Predicting Disease-Gene Associations using Cross-Document Graph-based Features
This work addresses the need for more accurate text mining methods in personalized medicine to complement structured databases, though it is incremental as it builds on existing graph-based and machine learning techniques.
The paper tackled the problem of identifying disease-gene associations from text by addressing limitations of simple co-occurrence methods, such as spurious links and inability to aggregate cross-document knowledge, and achieved a 30-point increase in F1 score over a baseline on the Genetic Testing Registry.

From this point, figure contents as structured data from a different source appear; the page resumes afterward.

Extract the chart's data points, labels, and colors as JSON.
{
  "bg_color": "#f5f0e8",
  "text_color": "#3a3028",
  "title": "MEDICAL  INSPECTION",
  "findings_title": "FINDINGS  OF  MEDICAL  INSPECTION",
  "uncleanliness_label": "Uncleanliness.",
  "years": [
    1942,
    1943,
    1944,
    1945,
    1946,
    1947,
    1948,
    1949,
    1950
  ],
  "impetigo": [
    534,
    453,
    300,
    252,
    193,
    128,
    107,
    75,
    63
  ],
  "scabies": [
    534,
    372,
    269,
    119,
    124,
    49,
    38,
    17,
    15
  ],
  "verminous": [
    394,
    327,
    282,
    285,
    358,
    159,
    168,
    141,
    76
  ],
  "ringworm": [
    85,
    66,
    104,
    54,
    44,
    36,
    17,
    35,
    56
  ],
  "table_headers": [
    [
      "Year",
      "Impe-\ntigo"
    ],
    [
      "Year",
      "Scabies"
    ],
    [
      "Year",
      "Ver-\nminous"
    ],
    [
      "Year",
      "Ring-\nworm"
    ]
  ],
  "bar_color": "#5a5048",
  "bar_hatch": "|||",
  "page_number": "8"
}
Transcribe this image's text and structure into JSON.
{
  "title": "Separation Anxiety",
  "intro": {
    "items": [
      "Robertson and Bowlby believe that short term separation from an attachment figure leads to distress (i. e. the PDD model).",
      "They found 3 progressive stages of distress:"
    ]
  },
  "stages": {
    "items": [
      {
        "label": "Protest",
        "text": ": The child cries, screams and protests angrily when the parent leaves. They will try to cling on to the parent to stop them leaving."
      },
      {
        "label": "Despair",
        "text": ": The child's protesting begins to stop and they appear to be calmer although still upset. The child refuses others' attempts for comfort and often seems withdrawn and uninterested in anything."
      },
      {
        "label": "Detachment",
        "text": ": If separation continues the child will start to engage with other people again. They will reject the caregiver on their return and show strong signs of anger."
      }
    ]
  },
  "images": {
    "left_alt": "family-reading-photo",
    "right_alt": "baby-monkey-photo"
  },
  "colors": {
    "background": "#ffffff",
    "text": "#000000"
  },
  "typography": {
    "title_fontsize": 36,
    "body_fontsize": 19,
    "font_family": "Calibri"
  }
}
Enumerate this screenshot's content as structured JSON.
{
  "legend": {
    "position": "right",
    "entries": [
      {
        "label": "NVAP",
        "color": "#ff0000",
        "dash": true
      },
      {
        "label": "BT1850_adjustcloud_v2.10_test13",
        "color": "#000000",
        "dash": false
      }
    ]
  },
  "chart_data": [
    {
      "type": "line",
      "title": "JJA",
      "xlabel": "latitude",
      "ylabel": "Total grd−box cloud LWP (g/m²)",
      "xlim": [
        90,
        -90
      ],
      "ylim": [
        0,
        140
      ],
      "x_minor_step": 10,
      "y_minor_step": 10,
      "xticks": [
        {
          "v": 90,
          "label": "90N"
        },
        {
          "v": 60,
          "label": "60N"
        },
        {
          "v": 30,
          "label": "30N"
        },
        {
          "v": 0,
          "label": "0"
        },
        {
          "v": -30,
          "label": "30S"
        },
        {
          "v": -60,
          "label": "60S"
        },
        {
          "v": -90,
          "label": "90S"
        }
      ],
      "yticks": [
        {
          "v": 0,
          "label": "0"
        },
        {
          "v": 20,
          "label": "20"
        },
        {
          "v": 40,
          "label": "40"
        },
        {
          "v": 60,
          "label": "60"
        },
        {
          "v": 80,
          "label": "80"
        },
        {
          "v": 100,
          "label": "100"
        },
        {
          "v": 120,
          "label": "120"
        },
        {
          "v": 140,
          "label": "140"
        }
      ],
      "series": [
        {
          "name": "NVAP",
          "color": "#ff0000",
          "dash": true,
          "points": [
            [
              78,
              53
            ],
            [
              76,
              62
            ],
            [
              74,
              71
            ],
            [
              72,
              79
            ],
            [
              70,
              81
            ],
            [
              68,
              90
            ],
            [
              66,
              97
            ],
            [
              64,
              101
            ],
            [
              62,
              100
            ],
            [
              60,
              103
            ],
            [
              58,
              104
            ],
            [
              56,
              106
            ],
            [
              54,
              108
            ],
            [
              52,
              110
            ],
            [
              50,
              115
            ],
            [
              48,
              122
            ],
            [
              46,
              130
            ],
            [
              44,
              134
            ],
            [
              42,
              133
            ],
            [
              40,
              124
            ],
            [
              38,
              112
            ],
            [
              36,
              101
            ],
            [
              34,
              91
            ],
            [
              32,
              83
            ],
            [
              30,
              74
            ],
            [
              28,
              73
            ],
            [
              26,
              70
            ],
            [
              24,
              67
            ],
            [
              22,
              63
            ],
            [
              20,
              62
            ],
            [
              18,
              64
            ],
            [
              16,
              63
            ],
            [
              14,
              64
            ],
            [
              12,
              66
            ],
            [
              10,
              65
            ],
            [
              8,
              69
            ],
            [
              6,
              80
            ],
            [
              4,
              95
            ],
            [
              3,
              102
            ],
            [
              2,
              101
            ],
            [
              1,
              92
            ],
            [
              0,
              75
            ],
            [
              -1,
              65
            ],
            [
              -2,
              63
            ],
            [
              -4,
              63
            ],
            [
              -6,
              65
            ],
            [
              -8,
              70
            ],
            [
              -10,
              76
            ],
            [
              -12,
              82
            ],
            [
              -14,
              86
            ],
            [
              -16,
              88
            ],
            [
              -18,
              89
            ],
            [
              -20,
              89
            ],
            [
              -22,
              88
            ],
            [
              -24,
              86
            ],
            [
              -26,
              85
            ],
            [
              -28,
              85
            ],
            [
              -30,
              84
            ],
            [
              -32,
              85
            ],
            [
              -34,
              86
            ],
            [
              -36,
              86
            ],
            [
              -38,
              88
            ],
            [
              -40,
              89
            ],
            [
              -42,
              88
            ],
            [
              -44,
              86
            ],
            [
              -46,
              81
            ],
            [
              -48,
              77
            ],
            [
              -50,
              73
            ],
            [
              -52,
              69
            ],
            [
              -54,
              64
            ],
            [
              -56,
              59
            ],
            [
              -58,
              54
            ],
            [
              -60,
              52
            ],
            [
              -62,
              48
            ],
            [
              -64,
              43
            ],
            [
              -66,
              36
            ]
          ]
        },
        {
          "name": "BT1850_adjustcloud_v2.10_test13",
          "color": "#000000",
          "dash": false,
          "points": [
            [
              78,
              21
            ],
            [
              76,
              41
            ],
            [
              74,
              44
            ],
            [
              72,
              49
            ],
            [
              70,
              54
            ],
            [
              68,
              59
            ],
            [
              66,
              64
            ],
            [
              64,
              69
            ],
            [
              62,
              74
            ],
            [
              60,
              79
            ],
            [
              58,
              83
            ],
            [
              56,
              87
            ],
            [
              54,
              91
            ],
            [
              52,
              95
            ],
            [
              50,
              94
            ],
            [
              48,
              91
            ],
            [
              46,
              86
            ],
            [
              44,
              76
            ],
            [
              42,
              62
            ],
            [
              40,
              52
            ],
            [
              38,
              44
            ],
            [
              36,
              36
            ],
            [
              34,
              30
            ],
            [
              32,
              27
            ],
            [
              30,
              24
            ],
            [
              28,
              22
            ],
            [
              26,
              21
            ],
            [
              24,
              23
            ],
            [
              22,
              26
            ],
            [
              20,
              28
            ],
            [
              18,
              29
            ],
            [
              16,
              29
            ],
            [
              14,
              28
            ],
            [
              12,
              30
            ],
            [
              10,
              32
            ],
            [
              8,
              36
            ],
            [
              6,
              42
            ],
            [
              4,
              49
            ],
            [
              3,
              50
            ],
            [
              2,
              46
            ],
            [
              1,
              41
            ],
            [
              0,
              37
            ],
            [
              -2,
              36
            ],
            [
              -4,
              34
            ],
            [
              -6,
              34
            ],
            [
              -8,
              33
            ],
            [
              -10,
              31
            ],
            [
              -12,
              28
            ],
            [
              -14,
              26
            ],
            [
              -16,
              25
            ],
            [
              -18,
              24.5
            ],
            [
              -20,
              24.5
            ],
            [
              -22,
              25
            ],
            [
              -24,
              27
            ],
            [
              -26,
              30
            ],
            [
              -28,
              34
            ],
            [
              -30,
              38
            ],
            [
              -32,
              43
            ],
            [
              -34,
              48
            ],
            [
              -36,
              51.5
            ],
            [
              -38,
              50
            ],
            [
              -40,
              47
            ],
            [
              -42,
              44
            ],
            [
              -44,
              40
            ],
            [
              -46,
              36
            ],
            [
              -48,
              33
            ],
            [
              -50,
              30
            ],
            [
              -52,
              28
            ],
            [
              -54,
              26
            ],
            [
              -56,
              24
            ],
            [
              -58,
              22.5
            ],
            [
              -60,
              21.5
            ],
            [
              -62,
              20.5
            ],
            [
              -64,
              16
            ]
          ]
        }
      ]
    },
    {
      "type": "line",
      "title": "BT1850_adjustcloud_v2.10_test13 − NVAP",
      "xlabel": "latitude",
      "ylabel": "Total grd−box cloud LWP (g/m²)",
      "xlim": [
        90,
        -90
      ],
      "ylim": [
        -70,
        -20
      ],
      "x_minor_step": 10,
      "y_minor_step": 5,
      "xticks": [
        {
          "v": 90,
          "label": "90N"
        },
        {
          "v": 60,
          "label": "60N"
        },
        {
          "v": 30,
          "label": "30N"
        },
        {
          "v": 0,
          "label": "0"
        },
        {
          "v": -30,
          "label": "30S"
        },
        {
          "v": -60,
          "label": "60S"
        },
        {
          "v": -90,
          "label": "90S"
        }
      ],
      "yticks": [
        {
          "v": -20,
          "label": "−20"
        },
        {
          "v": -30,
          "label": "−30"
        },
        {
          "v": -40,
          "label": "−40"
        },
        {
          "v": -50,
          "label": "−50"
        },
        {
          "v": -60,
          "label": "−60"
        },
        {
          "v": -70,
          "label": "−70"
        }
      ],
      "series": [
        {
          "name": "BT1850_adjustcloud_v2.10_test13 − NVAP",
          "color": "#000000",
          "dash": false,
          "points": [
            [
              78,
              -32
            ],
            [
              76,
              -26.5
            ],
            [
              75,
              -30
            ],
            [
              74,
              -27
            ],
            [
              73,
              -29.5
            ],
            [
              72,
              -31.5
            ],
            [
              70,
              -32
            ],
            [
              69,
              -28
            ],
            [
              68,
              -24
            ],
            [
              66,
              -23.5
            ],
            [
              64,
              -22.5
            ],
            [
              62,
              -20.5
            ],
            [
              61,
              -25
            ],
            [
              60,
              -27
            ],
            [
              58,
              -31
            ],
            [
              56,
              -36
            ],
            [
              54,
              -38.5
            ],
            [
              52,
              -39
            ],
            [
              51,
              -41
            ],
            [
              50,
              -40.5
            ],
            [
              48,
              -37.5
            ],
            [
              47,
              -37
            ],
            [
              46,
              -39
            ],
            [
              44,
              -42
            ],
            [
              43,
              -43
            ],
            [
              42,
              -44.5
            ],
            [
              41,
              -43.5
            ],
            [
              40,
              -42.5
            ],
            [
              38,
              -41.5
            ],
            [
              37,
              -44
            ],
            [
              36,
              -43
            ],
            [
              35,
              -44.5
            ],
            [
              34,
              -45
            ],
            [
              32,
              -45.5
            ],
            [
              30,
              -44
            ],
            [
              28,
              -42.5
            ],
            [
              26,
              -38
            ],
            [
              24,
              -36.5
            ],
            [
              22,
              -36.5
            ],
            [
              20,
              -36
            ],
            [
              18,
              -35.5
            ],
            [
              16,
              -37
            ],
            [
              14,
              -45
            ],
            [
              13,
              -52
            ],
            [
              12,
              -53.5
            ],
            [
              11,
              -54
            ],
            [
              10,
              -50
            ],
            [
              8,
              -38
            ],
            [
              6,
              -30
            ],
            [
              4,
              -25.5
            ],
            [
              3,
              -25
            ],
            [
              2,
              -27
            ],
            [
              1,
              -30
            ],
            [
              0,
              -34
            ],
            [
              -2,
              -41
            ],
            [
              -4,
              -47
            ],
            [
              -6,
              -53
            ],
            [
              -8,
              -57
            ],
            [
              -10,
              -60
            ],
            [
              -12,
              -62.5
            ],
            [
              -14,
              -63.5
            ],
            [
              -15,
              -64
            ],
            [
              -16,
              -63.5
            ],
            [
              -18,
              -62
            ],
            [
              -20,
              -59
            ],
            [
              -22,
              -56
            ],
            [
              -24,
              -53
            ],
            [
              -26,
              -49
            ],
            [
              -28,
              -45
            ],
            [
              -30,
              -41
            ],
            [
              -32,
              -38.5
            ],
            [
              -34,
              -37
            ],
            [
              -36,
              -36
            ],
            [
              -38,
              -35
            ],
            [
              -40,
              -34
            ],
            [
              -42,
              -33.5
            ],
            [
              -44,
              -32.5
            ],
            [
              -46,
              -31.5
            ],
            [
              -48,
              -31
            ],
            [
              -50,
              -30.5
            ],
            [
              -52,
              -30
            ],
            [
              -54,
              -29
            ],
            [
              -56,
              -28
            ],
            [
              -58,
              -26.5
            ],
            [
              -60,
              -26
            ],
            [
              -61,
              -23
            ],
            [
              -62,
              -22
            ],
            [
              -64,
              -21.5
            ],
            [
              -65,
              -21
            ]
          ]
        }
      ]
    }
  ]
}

In the context of personalized medicine, text mining methods pose an interesting option for identifying disease-gene associations, as they can be used to generate novel links between diseases and genes which may complement knowledge from structured databases. The most straightforward approach to extract such links from text is to rely on a simple assumption postulating an association between all genes and diseases that co-occur within the same document. However, this approach (i) tends to yield a number of spurious associations, (ii) does not capture different relevant types of associations, and (iii) is incapable of aggregating knowledge that is spread across documents. Thus, we propose an approach in which disease-gene co-occurrences and gene-gene interactions are represented in an RDF graph. A machine learning-based classifier is trained that incorporates features extracted from the graph to separate disease-gene pairs into valid disease-gene associations and spurious ones. On the manually curated Genetic Testing Registry, our approach yields a 30 points increase in F1 score over a plain co-occurrence baseline.